The two key share indexes recorded their worst weekly performance since April last week. They
were both down nearly 2% from their closing levels on Thursday.

The weakness was triggered by the rise in US bond yields as growing inflationary concerns have
raised expectations that the US Federal Reserve could resort to faster withdrawals of its asset
purchase programme.

India's stock market could underperform the global markets from here on, says ICICI Securities chief
investment officer Piyush Garg. "At higher levels the risk is rising in the market and the correction
will also be larger at higher levels," he said.

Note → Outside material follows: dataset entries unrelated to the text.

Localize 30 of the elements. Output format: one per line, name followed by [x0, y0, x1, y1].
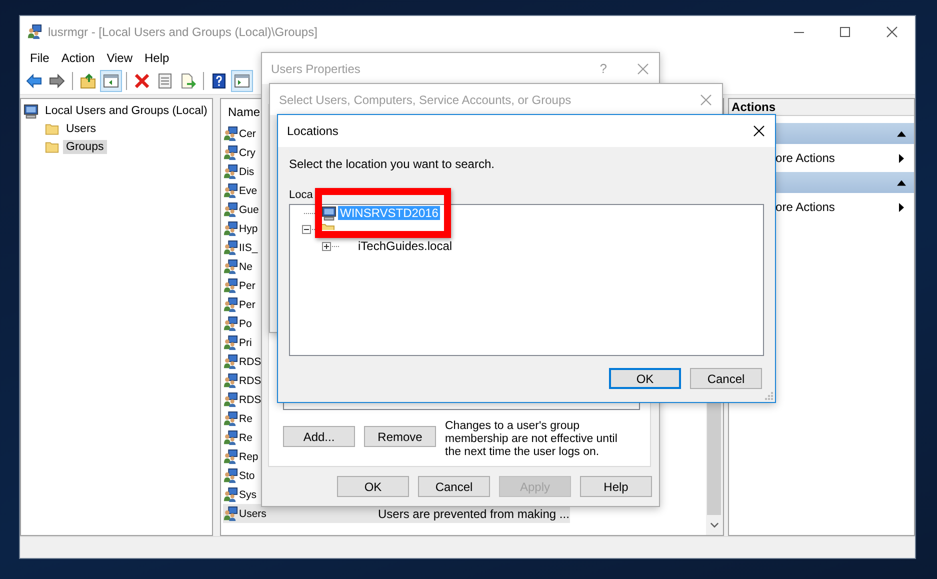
dialog-title: Locations [287, 124, 338, 138]
group-name: Per [239, 280, 256, 292]
group-name: Rep [239, 450, 258, 462]
membership-note: Changes to a user's group membership are not effective until the next time the user logs on. [445, 420, 618, 459]
group-name: Cer [239, 128, 256, 140]
group-name: Per [239, 298, 256, 310]
group-name: IIS_ [239, 242, 258, 254]
group-name: Sys [239, 488, 257, 500]
dialog-title: Users Properties [271, 62, 360, 76]
group-name: RDS [239, 374, 262, 386]
group-name: RDS [239, 394, 262, 406]
group-name: Users [239, 508, 266, 520]
group-name: Ne [239, 260, 252, 272]
window-title: lusrmgr - [Local Users and Groups (Local)\Groups] [48, 24, 318, 38]
group-name: Gue [239, 204, 259, 216]
prompt-text: Select the location you want to search. [289, 157, 496, 171]
actions-title: Actions [732, 100, 776, 114]
group-name: Re [239, 412, 252, 424]
group-name: Sto [239, 470, 255, 482]
group-name: RDS [239, 356, 262, 368]
group-name: Re [239, 432, 252, 444]
field-label: Loca [289, 189, 313, 201]
group-name: Cry [239, 146, 256, 158]
group-name: Hyp [239, 222, 258, 234]
dialog-title: Select Users, Computers, Service Accounts, or Groups [279, 92, 572, 106]
group-name: Dis [239, 166, 254, 178]
group-name: Po [239, 318, 252, 330]
group-name: Pri [239, 336, 252, 348]
group-name: Eve [239, 184, 258, 196]
group-description: Users are prevented from making ... [378, 506, 570, 520]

The Indian equity market underperformed most regional markets last week except Korea, Taiwan
and Japan. In September, stock indices gained nearly 3% and outperformed all regional markets
except Japan. During the September quarter, Indian markets outpaced most global markets with a
gain of 12%.

The Nifty's 12-month forward price-to-earnings ratio (P/E) is 42%, above its 16-year average. "US
Markets will also look out for signals from the Reserve Bank of India (RBI) whether it plans to
normalise its monetary policy. Analysts are still hopeful that the Nifty will touch 18,000 in October
after hitting 17,400 on Wednesday. Interest rate movement is something which the market will
watch carefully," says expert.

The path of US bonds may continue to influence stock market sentiment. Traders are nervous as the
Nifty approaches the critical support level of 17,400. The Reserve Bank of India signalling the
beginning of normalisation of its liquidity policies, according to analysts, will also make markets
apprehensive.

Last week, the two major stock indices had their lowest weekly performance since April. They were
both down roughly 2% from their Thursday closing levels.

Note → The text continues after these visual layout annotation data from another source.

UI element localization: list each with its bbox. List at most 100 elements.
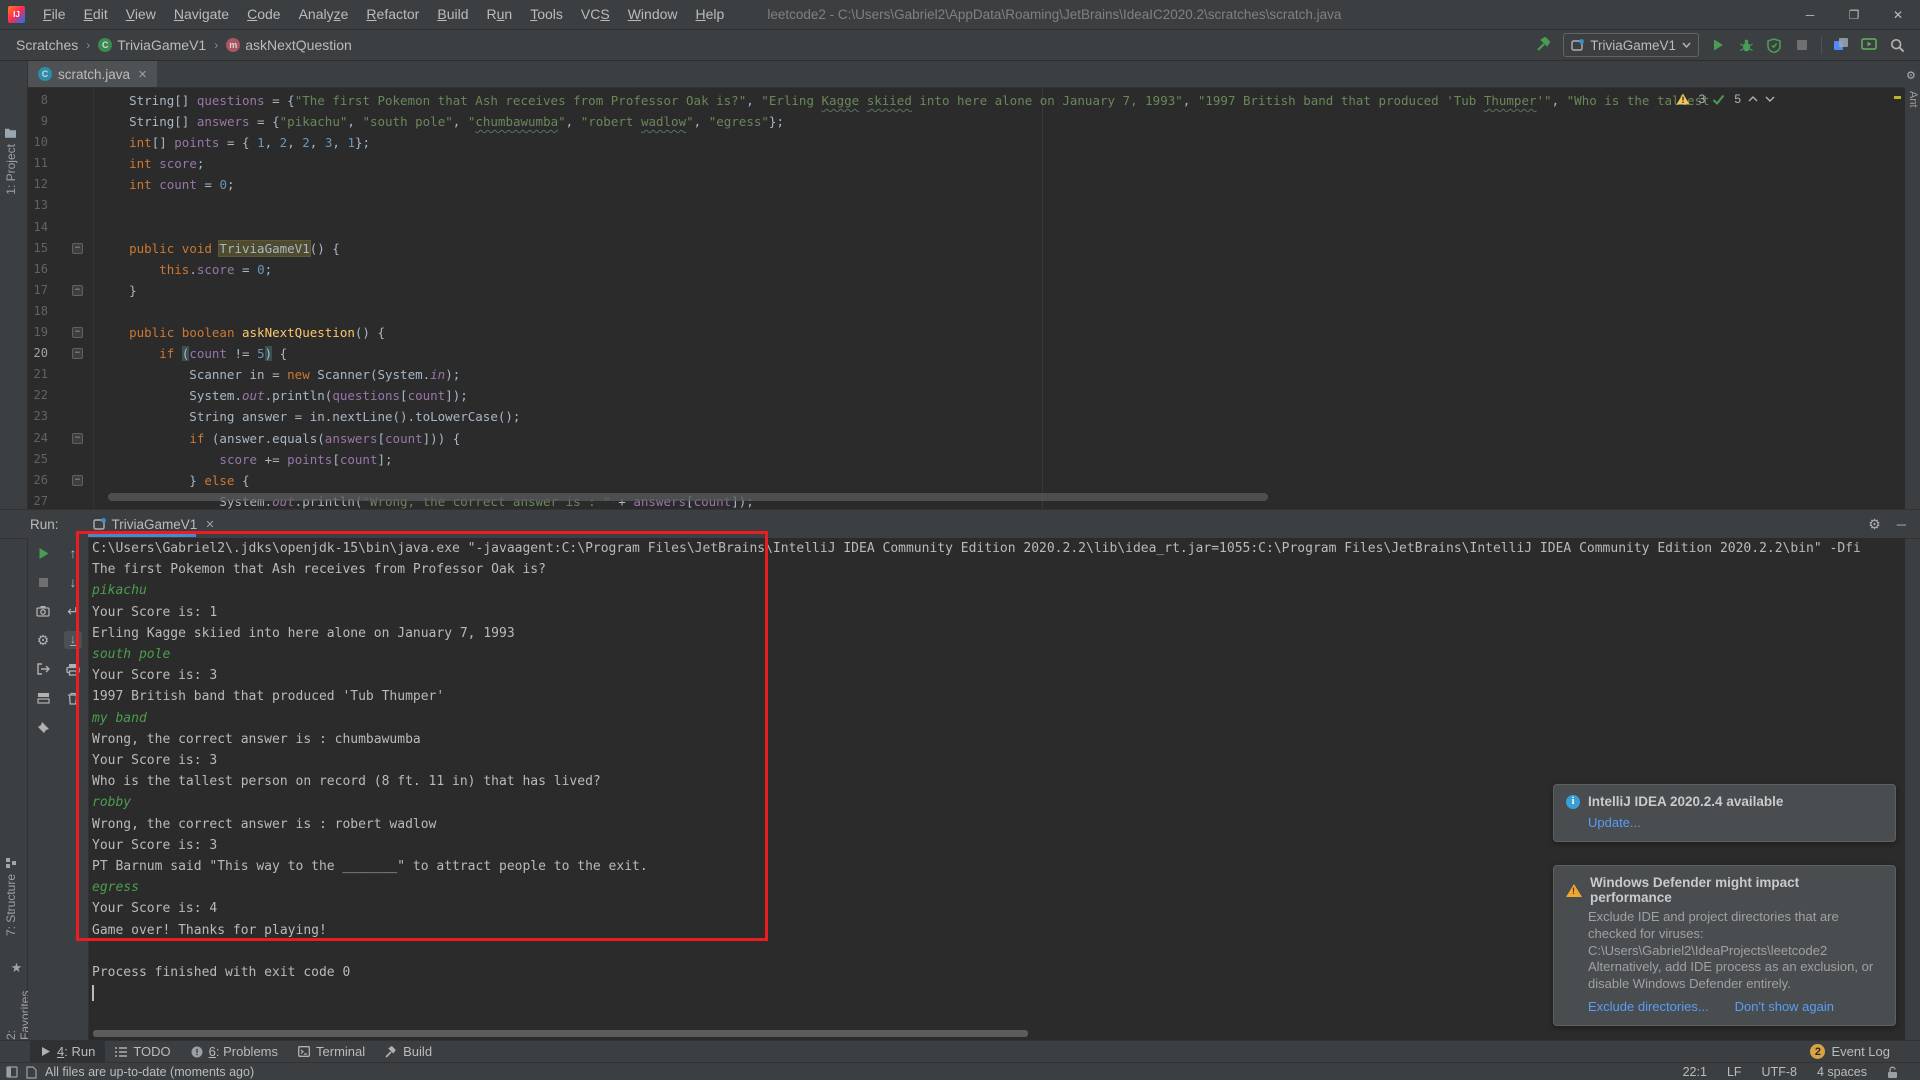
prev-issue-icon[interactable]: [1748, 96, 1758, 102]
code-token: ,: [332, 135, 347, 150]
run-panel-label: Run:: [30, 517, 59, 532]
notification-link-update-[interactable]: Update...: [1588, 815, 1641, 830]
fold-marker[interactable]: −: [72, 243, 83, 254]
console-line: The first Pokemon that Ash receives from…: [92, 559, 1861, 580]
presentation-button[interactable]: [1860, 36, 1878, 54]
console-line: 1997 British band that produced 'Tub Thu…: [92, 686, 1861, 707]
gear-icon[interactable]: ⚙: [1906, 69, 1916, 82]
project-structure-button[interactable]: [1832, 36, 1850, 54]
fold-marker[interactable]: −: [72, 285, 83, 296]
soft-wrap-icon[interactable]: ↵: [64, 602, 82, 620]
indent-setting[interactable]: 4 spaces: [1817, 1065, 1867, 1079]
tool-window-ant-button[interactable]: Ant: [1907, 91, 1919, 108]
main-toolbar: TriviaGameV1: [1535, 30, 1906, 60]
build-hammer-icon[interactable]: [1535, 36, 1553, 54]
code-token: [99, 325, 129, 340]
thread-dump-camera-icon[interactable]: [34, 602, 52, 620]
profiler-gear-icon[interactable]: ⚙: [34, 631, 52, 649]
search-everywhere-button[interactable]: [1888, 36, 1906, 54]
code-token: +=: [257, 452, 287, 467]
tool-window-button-todo[interactable]: TODO: [105, 1041, 180, 1062]
stop-button[interactable]: [1793, 36, 1811, 54]
run-config-select[interactable]: TriviaGameV1: [1563, 33, 1699, 57]
close-run-tab-icon[interactable]: ✕: [205, 518, 214, 531]
code-editor[interactable]: 8 String[] questions = {"The first Pokem…: [28, 88, 1905, 509]
maximize-button[interactable]: ❐: [1832, 0, 1876, 29]
tool-window-button-6-problems[interactable]: 6: Problems: [181, 1041, 288, 1062]
left-tool-stripe: 1: Project 7: Structure 2: Favorites ★: [0, 61, 28, 1040]
minimize-button[interactable]: ─: [1788, 0, 1832, 29]
rerun-button[interactable]: [34, 544, 52, 562]
stop-process-button[interactable]: [34, 573, 52, 591]
menu-file[interactable]: File: [34, 0, 75, 29]
menu-refactor[interactable]: Refactor: [357, 0, 428, 29]
up-stacktrace-icon[interactable]: ↑: [64, 544, 82, 562]
debug-button[interactable]: [1737, 36, 1755, 54]
run-settings-gear-icon[interactable]: ⚙: [1868, 516, 1881, 533]
close-tab-icon[interactable]: ✕: [138, 68, 147, 81]
console-horizontal-scrollbar[interactable]: [93, 1030, 1028, 1037]
scroll-to-end-icon[interactable]: ↓: [64, 631, 82, 649]
code-token: Scanner(System.: [310, 367, 430, 382]
tool-window-project-button[interactable]: 1: Project: [4, 127, 18, 195]
notification-link-exclude-directories-[interactable]: Exclude directories...: [1588, 999, 1709, 1014]
fold-marker[interactable]: −: [72, 475, 83, 486]
inspection-widget[interactable]: 3 5: [1676, 92, 1775, 106]
lock-icon[interactable]: [1887, 1066, 1898, 1079]
notification-area: iIntelliJ IDEA 2020.2.4 availableUpdate.…: [1553, 784, 1896, 1026]
code-line: 22 System.out.println(questions[count]);: [28, 385, 1905, 406]
tool-window-button-build[interactable]: Build: [375, 1041, 442, 1062]
menu-window[interactable]: Window: [619, 0, 687, 29]
line-ending[interactable]: LF: [1727, 1065, 1742, 1079]
menu-navigate[interactable]: Navigate: [165, 0, 238, 29]
code-token: wadlow: [641, 114, 686, 129]
menu-run[interactable]: Run: [478, 0, 522, 29]
editor-horizontal-scrollbar[interactable]: [108, 493, 1268, 501]
menu-build[interactable]: Build: [428, 0, 477, 29]
menu-tools[interactable]: Tools: [521, 0, 572, 29]
line-number: 14: [28, 217, 48, 238]
run-button[interactable]: [1709, 36, 1727, 54]
event-log-button[interactable]: 2 Event Log: [1810, 1044, 1890, 1059]
code-token: public boolean: [129, 325, 242, 340]
caret-position[interactable]: 22:1: [1683, 1065, 1707, 1079]
menu-view[interactable]: View: [117, 0, 165, 29]
fold-marker[interactable]: −: [72, 327, 83, 338]
line-number: 11: [28, 153, 48, 174]
code-token: []: [152, 135, 175, 150]
next-issue-icon[interactable]: [1765, 96, 1775, 102]
tool-window-switcher-icon[interactable]: [6, 1066, 18, 1078]
code-token: ,: [1552, 93, 1567, 108]
breadcrumb-item-triviagamev1[interactable]: CTriviaGameV1: [96, 37, 208, 53]
code-line: 23 String answer = in.nextLine().toLower…: [28, 406, 1905, 427]
restore-layout-icon[interactable]: [34, 689, 52, 707]
tab-scratch-java[interactable]: C scratch.java ✕: [28, 61, 157, 87]
menu-code[interactable]: Code: [238, 0, 289, 29]
tool-window-button-4-run[interactable]: 4: Run: [30, 1041, 105, 1062]
code-token: }: [99, 283, 137, 298]
clear-all-trash-icon[interactable]: [64, 689, 82, 707]
menu-vcs[interactable]: VCS: [572, 0, 619, 29]
down-stacktrace-icon[interactable]: ↓: [64, 573, 82, 591]
fold-marker[interactable]: −: [72, 348, 83, 359]
breadcrumb-item-scratches[interactable]: Scratches: [14, 37, 80, 53]
breadcrumb-item-asknextquestion[interactable]: maskNextQuestion: [224, 37, 354, 53]
coverage-button[interactable]: [1765, 36, 1783, 54]
notification-link-don-t-show-again[interactable]: Don't show again: [1735, 999, 1834, 1014]
exit-icon[interactable]: [34, 660, 52, 678]
tool-window-button-terminal[interactable]: Terminal: [288, 1041, 375, 1062]
line-number: 23: [28, 406, 48, 427]
file-encoding[interactable]: UTF-8: [1762, 1065, 1797, 1079]
menu-help[interactable]: Help: [687, 0, 734, 29]
tool-window-structure-button[interactable]: 7: Structure: [4, 857, 18, 936]
menu-analyze[interactable]: Analyze: [290, 0, 358, 29]
line-number: 18: [28, 301, 48, 322]
pin-icon[interactable]: [34, 718, 52, 736]
fold-marker[interactable]: −: [72, 433, 83, 444]
hide-panel-icon[interactable]: ─: [1897, 517, 1906, 532]
close-button[interactable]: ✕: [1876, 0, 1920, 29]
print-icon[interactable]: [64, 660, 82, 678]
code-line: 16 this.score = 0;: [28, 259, 1905, 280]
structure-label: 7: Structure: [4, 874, 18, 936]
menu-edit[interactable]: Edit: [75, 0, 117, 29]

The drop was caused by a spike in US bond yields, which has fueled speculation that the US Federal
Reserve may begin to remove its asset-purchase programme sooner rather than later due to rising
inflationary fears.

According to Piyush Garg, chief investment officer at ICICI Securities, India's stock market may lag
global markets in the future. "The risk in the market is rising at greater levels, and the correction will
be larger at higher levels," he stated.

With the exception of Korea, Taiwan, and Japan, the Indian equities market lagged other regional
markets last week. Stock indices rose roughly 3% in September, outperforming all regional markets
except Japan. With a gain of 12 percent in the September quarter, Indian stocks outperformed other
global markets.

The 12-month forward price-to-earnings ratio (P/E) of the Nifty is 42 percent, which is higher than
the 16-year average.
Markets in the United States will also be watching for signs from the Reserve Bank of India (RBI) that
it intends to normalise its monetary policy. After topping 17,400 on Wednesday, analysts believe the
Nifty will reach 18,000 in October. The market will be keeping a close eye on interest rate changes.